Life Skills Therapy and Substance Abuse Treatment

The things individuals learn as part of life skills therapy can be incredibly generalized and broad—how to be confident or how to respond to bullying—or more specific and involve developing certain skills—cooking a meal or dental hygiene. Especially in instances where addicts have not learned the necessary skills to be independent upon reintegration into the community, it’s important for those in recovery to learn basic and essential life skills, the absence of which could be a trigger for relapse. Some of the most common skills that are taught to those in recovery as part of life skills therapy include cooking and preparing meals, how to budget and spend money wisely, tips for saving money, strategies for maintaining physical health, how to maintain the different areas of the home, and other such necessities of independence. However, the skills afforded by life skills therapy can also include such things as learning to cope with stress and anxiety, coping with loss or losing, how to overcome shyness, how to respond to bullying, being able to take turns, building and maintaining friendships, how to participate in romantic relationships, how to make choices by weighing consequences and outcomes, finding time for relaxation and leisure, self-regulation and self-control, and so on.

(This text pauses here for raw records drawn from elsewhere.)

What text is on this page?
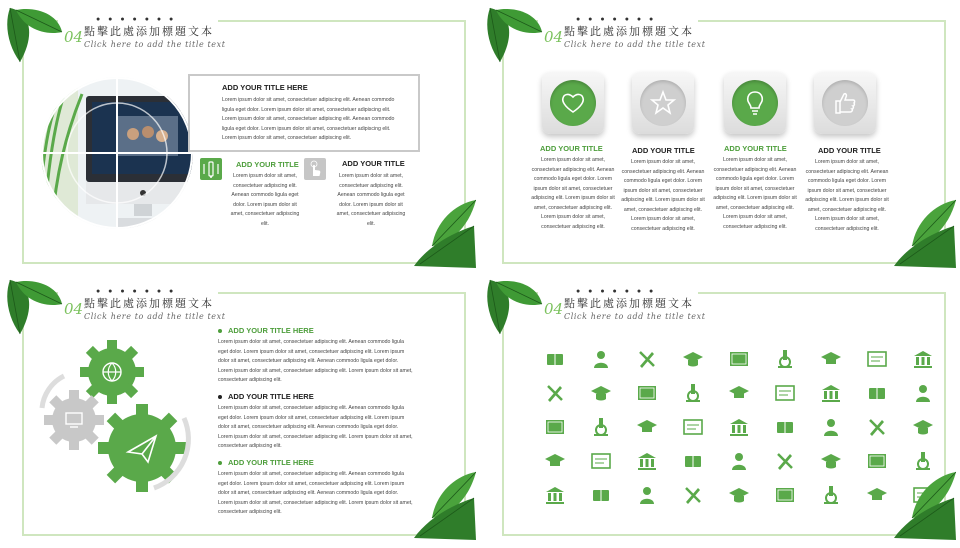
● ● ● ● ● ● ●
04 點擊此處添加標題文本
Click here to add the title text
ADD YOUR TITLE HERE
Lorem ipsum dolor sit amet, consectetuer adipiscing elit. Aenean commodo ligula eget dolor. Lorem ipsum dolor sit amet, consectetuer adipiscing elit. Lorem ipsum dolor sit amet, consectetuer adipiscing elit. Aenean commodo ligula eget dolor. Lorem ipsum dolor sit amet, consectetuer adipiscing elit. Lorem ipsum dolor sit amet, consectetuer adipiscing elit.
ADD YOUR TITLE
Lorem ipsum dolor sit amet, consectetuer adipiscing elit. Aenean commodo ligula eget dolor. Lorem ipsum dolor sit amet, consectetuer adipiscing elit.
ADD YOUR TITLE
Lorem ipsum dolor sit amet, consectetuer adipiscing elit. Aenean commodo ligula eget dolor. Lorem ipsum dolor sit amet, consectetuer adipiscing elit.
● ● ● ● ● ● ●
04 點擊此處添加標題文本
Click here to add the title text
ADD YOUR TITLE
Lorem ipsum dolor sit amet, consectetuer adipiscing elit. Aenean commodo ligula eget dolor. Lorem ipsum dolor sit amet, consectetuer adipiscing elit. Lorem ipsum dolor sit amet, consectetuer adipiscing elit. Lorem ipsum dolor sit amet, consectetuer adipiscing elit.
ADD YOUR TITLE
Lorem ipsum dolor sit amet, consectetuer adipiscing elit. Aenean commodo ligula eget dolor. Lorem ipsum dolor sit amet, consectetuer adipiscing elit. Lorem ipsum dolor sit amet, consectetuer adipiscing elit. Lorem ipsum dolor sit amet, consectetuer adipiscing elit.
ADD YOUR TITLE
Lorem ipsum dolor sit amet, consectetuer adipiscing elit. Aenean commodo ligula eget dolor. Lorem ipsum dolor sit amet, consectetuer adipiscing elit. Lorem ipsum dolor sit amet, consectetuer adipiscing elit. Lorem ipsum dolor sit amet, consectetuer adipiscing elit.
ADD YOUR TITLE
Lorem ipsum dolor sit amet, consectetuer adipiscing elit. Aenean commodo ligula eget dolor. Lorem ipsum dolor sit amet, consectetuer adipiscing elit. Lorem ipsum dolor sit amet, consectetuer adipiscing elit. Lorem ipsum dolor sit amet, consectetuer adipiscing elit.
● ● ● ● ● ● ●
04 點擊此處添加標題文本
Click here to add the title text
ADD YOUR TITLE HERE
Lorem ipsum dolor sit amet, consectetuer adipiscing elit. Aenean commodo ligula eget dolor. Lorem ipsum dolor sit amet, consectetuer adipiscing elit. Lorem ipsum dolor sit amet, consectetuer adipiscing elit. Aenean commodo ligula eget dolor. Lorem ipsum dolor sit amet, consectetuer adipiscing elit. Lorem ipsum dolor sit amet, consectetuer adipiscing elit.
ADD YOUR TITLE HERE
Lorem ipsum dolor sit amet, consectetuer adipiscing elit. Aenean commodo ligula eget dolor. Lorem ipsum dolor sit amet, consectetuer adipiscing elit. Lorem ipsum dolor sit amet, consectetuer adipiscing elit. Aenean commodo ligula eget dolor. Lorem ipsum dolor sit amet, consectetuer adipiscing elit. Lorem ipsum dolor sit amet, consectetuer adipiscing elit.
ADD YOUR TITLE HERE
Lorem ipsum dolor sit amet, consectetuer adipiscing elit. Aenean commodo ligula eget dolor. Lorem ipsum dolor sit amet, consectetuer adipiscing elit. Lorem ipsum dolor sit amet, consectetuer adipiscing elit. Aenean commodo ligula eget dolor. Lorem ipsum dolor sit amet, consectetuer adipiscing elit. Lorem ipsum dolor sit amet, consectetuer adipiscing elit.
● ● ● ● ● ● ●
04 點擊此處添加標題文本
Click here to add the title text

Each individual participating in life skills therapy will be coming from a different, unique background, which means that they will each have different needs. The offerings of a life skills session tend to be based on an assessment of the participants so that the facilitator or instructor can teach the life skills that are most needed by the group’s participants. Additionally, since it’s a form of group counseling life skills therapy offers individuals a social component to the experience as well, which encourages them to socialize with one another and help one another to hone the skills they are learning. While the intent of life skills therapy is to teach individuals to be independent and self-sufficient, the ultimate goal is for individuals to become adept at self-care so that they will be better prepared to cope with adversity and stress while maintaining sobriety after treatment.

Benefits of Life Skills Therapy for Addiction

Similar to the effect that substance abuse has on one’s ability to sleep, substance abuse often has a major effect on an addict’s nutrition. Whether a drug causes an individual to overeat or malnourishment by eliminating any semblance of appetite, addicts tend to have very poor eating habits, which is learning proper nutrition and eating habits is an important part of life skills therapy. It’s essential for individuals to give their bodies much-needed nutrition from quality food. While proper nutrition has been shown to improve mental functioning, healthy eating habits can significantly reduce risk of numerous health conditions as well.

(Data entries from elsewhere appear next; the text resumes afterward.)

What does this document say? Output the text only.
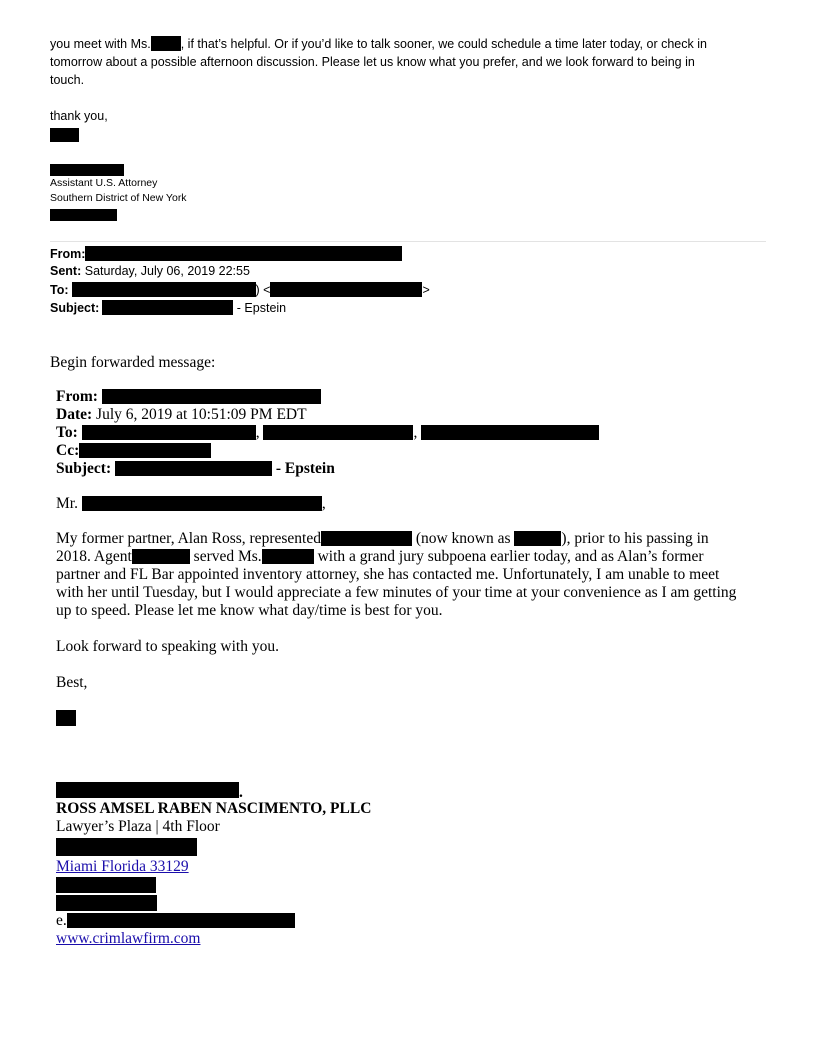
you meet with Ms. , if that’s helpful. Or if you’d like to talk sooner, we could schedule a time later today, or check in
tomorrow about a possible afternoon discussion. Please let us know what you prefer, and we look forward to being in
touch.
thank you,
Assistant U.S. Attorney
Southern District of New York
From:
Sent: Saturday, July 06, 2019 22:55
To:	) <	>
Subject:	- Epstein
Begin forwarded message:
From:
Date: July 6, 2019 at 10:51:09 PM EDT
To:	,	,
Cc:
Subject:	- Epstein
Mr.	,
My former partner, Alan Ross, represented	(now known as	), prior to his passing in
2018. Agent	served Ms.	with a grand jury subpoena earlier today, and as Alan’s former
partner and FL Bar appointed inventory attorney, she has contacted me. Unfortunately, I am unable to meet
with her until Tuesday, but I would appreciate a few minutes of your time at your convenience as I am getting
up to speed. Please let me know what day/time is best for you.
Look forward to speaking with you.
Best,
.
ROSS AMSEL RABEN NASCIMENTO, PLLC
Lawyer’s Plaza | 4th Floor
Miami Florida 33129
e.
www.crimlawfirm.com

As human beings, we each have a number of needs that must be met. While the most obvious include maintaining a healthy diet and getting adequate sleep, many of us also have specific health needs that must be addressed. In life skills therapy, individuals are discouraged from ignoring health problems or other bodily needs as they would while in active addiction. Especially for those with co-occurring, or comorbid, conditions like diabetes or a mental health affliction, individuals must learn the importance of receiving regular care and, when necessary, taking medications to maintain one’s health.